Petrobras has about $130 billion in obligations, making it the world's most indebted oil producer and one of the world's most indebted non-financial companies.
"The loan increases China's commitment to Petrobras and will go a long way to pay the $12 billion coming due this year," said the source, who asked not to be identified because permission to speak publicly about the loan had not been granted.
A giant price-fixing, bribery and political kick-back scandal, which continues to generate arrests in Brazil and abroad, led to record Petrobras losses and write-downs in 2014. Its formerly investment-grade debt rating has been downgraded to "junk" status as a result, limiting access to capital markets and increasing finance costs.
The Brazilian oil company, hit as well by a plunge in oil prices, has been forced to sell assets and slash spending by about half, putting off investments in giant new offshore discoveries and helping fuel Brazil's worst economic downturn in more than a century.
Petrobras has long been Brazil's biggest company and largest investor, with its infrastructure investments surpassing those of the government until recently.

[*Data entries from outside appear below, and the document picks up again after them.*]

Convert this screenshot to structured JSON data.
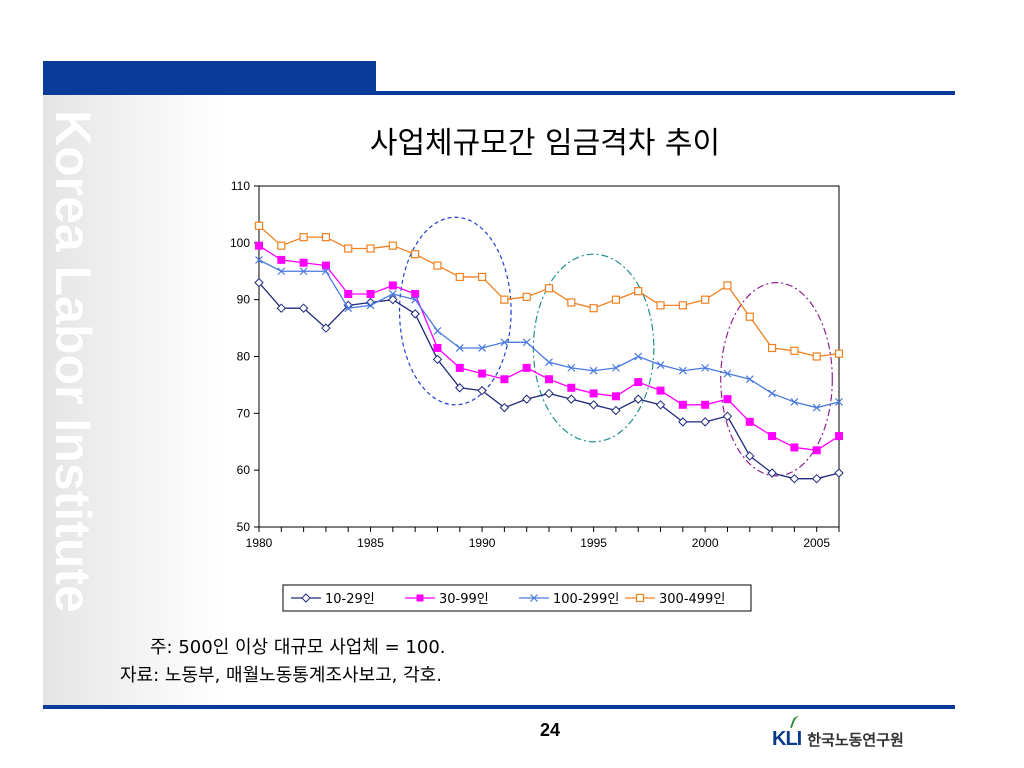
{
  "slide": {
    "title": "사업체규모간 임금격차 추이",
    "watermark": "Korea Labor Institute",
    "note1": "주: 500인 이상 대규모 사업체 = 100.",
    "note2": "자료: 노동부, 매월노동통계조사보고, 각호.",
    "page_number": "24",
    "logo_mark": "KLI",
    "logo_text": "한국노동연구원"
  },
  "colors": {
    "brand": "#0a3a9a"
  },
  "chart_data": {
    "type": "line",
    "title": "",
    "xlabel": "",
    "ylabel": "",
    "xlim": [
      1980,
      2006
    ],
    "ylim": [
      50,
      110
    ],
    "yticks": [
      50,
      60,
      70,
      80,
      90,
      100,
      110
    ],
    "xticks": [
      1980,
      1985,
      1990,
      1995,
      2000,
      2005
    ],
    "grid": false,
    "legend_position": "bottom",
    "x": [
      1980,
      1981,
      1982,
      1983,
      1984,
      1985,
      1986,
      1987,
      1988,
      1989,
      1990,
      1991,
      1992,
      1993,
      1994,
      1995,
      1996,
      1997,
      1998,
      1999,
      2000,
      2001,
      2002,
      2003,
      2004,
      2005,
      2006
    ],
    "series": [
      {
        "name": "10-29인",
        "color": "#1f2a7a",
        "marker": "diamond",
        "values": [
          93,
          88.5,
          88.5,
          85,
          89,
          89.5,
          90,
          87.5,
          79.5,
          74.5,
          74,
          71,
          72.5,
          73.5,
          72.5,
          71.5,
          70.5,
          72.5,
          71.5,
          68.5,
          68.5,
          69.5,
          62.5,
          59.5,
          58.5,
          58.5,
          59.5
        ]
      },
      {
        "name": "30-99인",
        "color": "#ff00ff",
        "marker": "square",
        "values": [
          99.5,
          97,
          96.5,
          96,
          91,
          91,
          92.5,
          91,
          81.5,
          78,
          77,
          76,
          78,
          76,
          74.5,
          73.5,
          73,
          75.5,
          74,
          71.5,
          71.5,
          72.5,
          68.5,
          66,
          64,
          63.5,
          66
        ]
      },
      {
        "name": "100-299인",
        "color": "#4a7ae0",
        "marker": "x",
        "values": [
          97,
          95,
          95,
          95,
          88.5,
          89,
          91,
          90,
          84.5,
          81.5,
          81.5,
          82.5,
          82.5,
          79,
          78,
          77.5,
          78,
          80,
          78.5,
          77.5,
          78,
          77,
          76,
          73.5,
          72,
          71,
          72
        ]
      },
      {
        "name": "300-499인",
        "color": "#f08020",
        "marker": "open-square",
        "values": [
          103,
          99.5,
          101,
          101,
          99,
          99,
          99.5,
          98,
          96,
          94,
          94,
          90,
          90.5,
          92,
          89.5,
          88.5,
          90,
          91.5,
          89,
          89,
          90,
          92.5,
          87,
          81.5,
          81,
          80,
          80.5
        ]
      }
    ],
    "annotations": [
      {
        "type": "ellipse",
        "style": "dashed",
        "color": "#2040d0",
        "cx": 1988.8,
        "cy": 88,
        "rx": 2.5,
        "ry": 16.5
      },
      {
        "type": "ellipse",
        "style": "dash-dot",
        "color": "#209090",
        "cx": 1995,
        "cy": 81.5,
        "rx": 2.7,
        "ry": 16.5
      },
      {
        "type": "ellipse",
        "style": "dash-dot",
        "color": "#902090",
        "cx": 2003.2,
        "cy": 76,
        "rx": 2.5,
        "ry": 17
      }
    ]
  }
}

The terms from China Development Bank are similar to a 2009 deal in which Petrobras guaranteed the supply of up to 200,000 barrels of oil a day to China's state oil firm Sinopec for 10 years, Petrobras said.
The new loan comes at a time when Petrobras' debt and its difficulty in meeting a goal to sell $14 billion of assets this year has raised concern that it will have to make deeper cuts.
Further cuts are likely to boost unemployment and limit oil output needed to pay the company's future obligations. They also put at risk tens of billions of dollars in royalties the government is counting on to promote development and improve health care and education.
President Dilma Rousseff on Jan. 15 reversed long-standing government policy by saying she did not rule out injecting new capital into the embattled oil company, a move that would ease Petrobras' debt and investment problems but weaken the finances of a government whose debt has also been cut to junk status.
While the new loan is a substantial increase in Chinese commitment to Petrobras, the exact amount of the China Development Bank's exposure is not clear. China has agreed to lend Petrobras as much as $15 billion when the 10-year 2009 loan is included, the source said.
A Petrobras spokeswoman said the new loan raised China's commitment to $15 billion when $5 billion loaned by China Development Bank last year to a Petrobras subsidiary in the Netherlands was included.
Petrobras said in its statement on Friday that the new $10 billion loan contract was the result of a cooperation accord signed between Brazil and China in May.